Kumpir in Istanbul: The Not-So-Humble Potato

Kumpir in Istanbul: The Not-So-Humble Potato

I’ll admit it. I don’t like baked potatoes. Usually haphazardly slapped next to a steak, the dry brown orbs seem better equipped for a game of catch in the backyard than a place on my dinner plate. Surely the simplest way to prepare a potato, but there was always something missing. Flavor perhaps? That’s a pretty big thing to be missing. Loaded with sour cream, butter, chives and if I’m lucky, cheese and bacon, the potato seemed to just be a carrying device for the fatty toppings piled on top of it.

When my mother said we were having potatoes with dinner, my fingers were always secretly crossed that she wasn’t making baked potatoes. Home fries, mashed potatoes, scalloped potatoes; anything but baked. As a child, I remember taking the baked potato completely out of its skin and mashing it on my plate with butter and sour cream, certainly creating a mess along the way. Maybe my parents thought it was my budding culinary skills, but I think I was just  hinting that mashed potatoes are a hell of a lot better.

It was dark, so this picture isn’t very good. You get the point though. And this was after I already ate about a quarter of it. Yeah, it’s that big.

It was dark, so this picture isn’t very good. You get the point though. And this was after I already ate about a quarter of it. Yeah, it’s that big.

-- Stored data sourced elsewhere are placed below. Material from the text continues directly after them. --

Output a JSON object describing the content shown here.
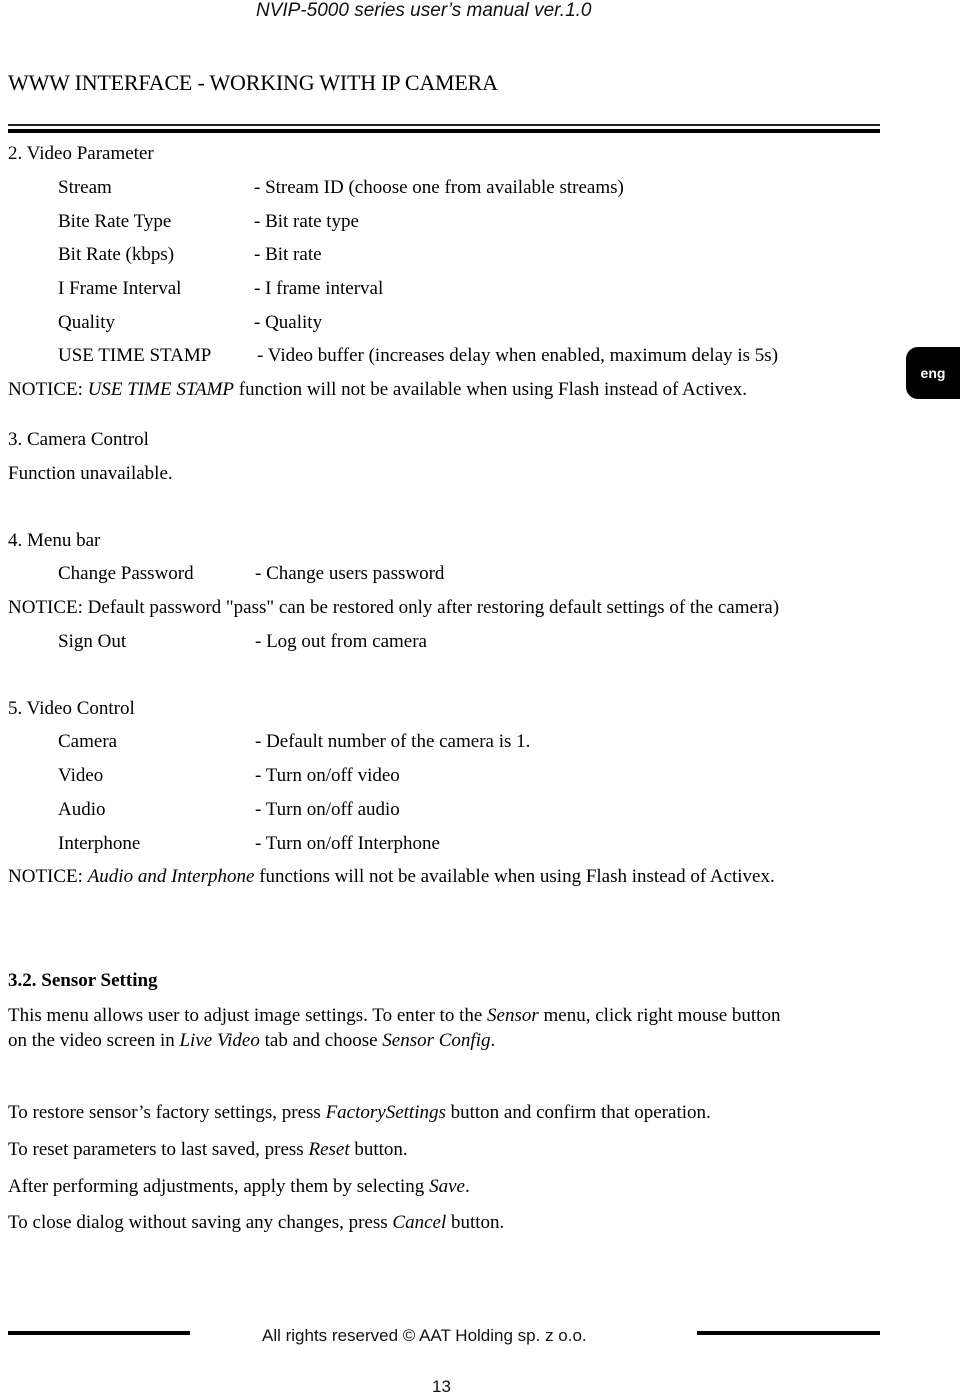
{
  "header": {
    "running_title": "NVIP-5000 series  user’s manual ver.1.0",
    "page_title": "WWW INTERFACE - WORKING WITH IP CAMERA"
  },
  "lang_tab": {
    "label": "eng"
  },
  "video_parameter": {
    "heading": "2. Video Parameter",
    "rows": [
      {
        "label": "Stream",
        "desc": "- Stream ID (choose one from available streams)"
      },
      {
        "label": "Bite Rate Type",
        "desc": "- Bit rate type"
      },
      {
        "label": "Bit Rate (kbps)",
        "desc": "- Bit rate"
      },
      {
        "label": "I Frame Interval",
        "desc": "- I frame interval"
      },
      {
        "label": "Quality",
        "desc": "- Quality"
      },
      {
        "label": "USE TIME STAMP",
        "desc": "- Video buffer (increases delay when enabled, maximum delay is 5s)"
      }
    ],
    "notice": {
      "prefix": "NOTICE: ",
      "emphasis": "USE TIME STAMP",
      "suffix": " function will not be available when using Flash instead of Activex."
    }
  },
  "camera_control": {
    "heading": "3. Camera Control",
    "text": "Function unavailable."
  },
  "menu_bar": {
    "heading": "4. Menu bar",
    "rows": [
      {
        "label": "Change Password",
        "desc": "- Change users password"
      },
      {
        "label": "Sign Out",
        "desc": "- Log out from camera"
      }
    ],
    "notice": "NOTICE: Default password \"pass\" can be restored only after restoring default settings of the camera)"
  },
  "video_control": {
    "heading": "5. Video Control",
    "rows": [
      {
        "label": "Camera",
        "desc": "- Default number of the camera is 1."
      },
      {
        "label": "Video",
        "desc": "- Turn on/off video"
      },
      {
        "label": "Audio",
        "desc": "- Turn on/off audio"
      },
      {
        "label": "Interphone",
        "desc": "- Turn on/off Interphone"
      }
    ],
    "notice": {
      "prefix": "NOTICE: ",
      "emphasis": "Audio and Interphone",
      "suffix": " functions will not be available when using Flash instead of Activex."
    }
  },
  "sensor_setting": {
    "heading": "3.2. Sensor Setting",
    "intro_line1": {
      "a": "This menu allows user to adjust image settings. To enter to the ",
      "em1": "Sensor",
      "b": " menu, click right mouse button"
    },
    "intro_line2": {
      "a": "on the video screen in ",
      "em1": "Live Video",
      "b": " tab and choose ",
      "em2": "Sensor Config",
      "c": "."
    },
    "instructions": [
      {
        "a": "To restore sensor’s factory settings, press ",
        "em": "FactorySettings",
        "b": " button and confirm that operation."
      },
      {
        "a": "To reset parameters to last saved, press ",
        "em": "Reset",
        "b": " button."
      },
      {
        "a": "After performing adjustments, apply them by selecting ",
        "em": "Save",
        "b": "."
      },
      {
        "a": "To close dialog without saving any changes, press ",
        "em": "Cancel",
        "b": " button."
      }
    ]
  },
  "footer": {
    "copyright": "All rights reserved © AAT Holding sp. z o.o.",
    "page_number": "13"
  }
}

Or so I thought until coming to Turkey and eating the behemoth Kumpir. Somehow, the Turks have found a way to grow a potato the size of a small child, roast it, split it and stuff it with toppings I hardly thought belonged in the middle of a potato. Though  Kumpir can be found throughout the city, the seaside neighborhood of Ortaköy is the place to go. It is also home to some of the most exclusive clubs and lounges in the city, so it seems like a strange place to specialize in baked potatoes. Nothing like scantily-clad, celebrity-filled dancing to work off those carbs I guess.

And oh boy, were there carbs. First the potato is picked from the special oven and split down the middle. Then the insides are mixed together with cheese and butter to create a smooth, mashed potato inside, (See, I had the right idea as a child). Then the fun part begins. On this particular potato, I went for green and black olives, corn, peas, sosis (Turkey’s pork-free version of a hot dog), relish, pickled beets, couscous, mayonnaise, yogurt and chili sauce. I also opted for a dollop of American Salad, which I have never seen in America before. It’s mostly peas, carrots, cucumbers, eggs and more sosis mixed with mayo. It’s also called Russian salad at some places, but communist resentment led many to call it American Salad instead. Nothing like a little politics with your potato.

Kumpir is one of those foods that you never think you will finish, until you do. And despite the fact that the toppings brought the meal to at least one kilo, you will finish it. Some people share them, but that’s only okay if you plan on ordering one of the overstuffed waffles after.

The Bosphorus Bridge

The Bosphorus Bridge

Under the shadow of the Bosphorus Bridge, the waterfront is filled with people eating these overstuffed potatoes. There is other food available in Ortaköy, but why bother? You know what they say, “when in Rome, do as the Romans do”. And here, they eat potatoes.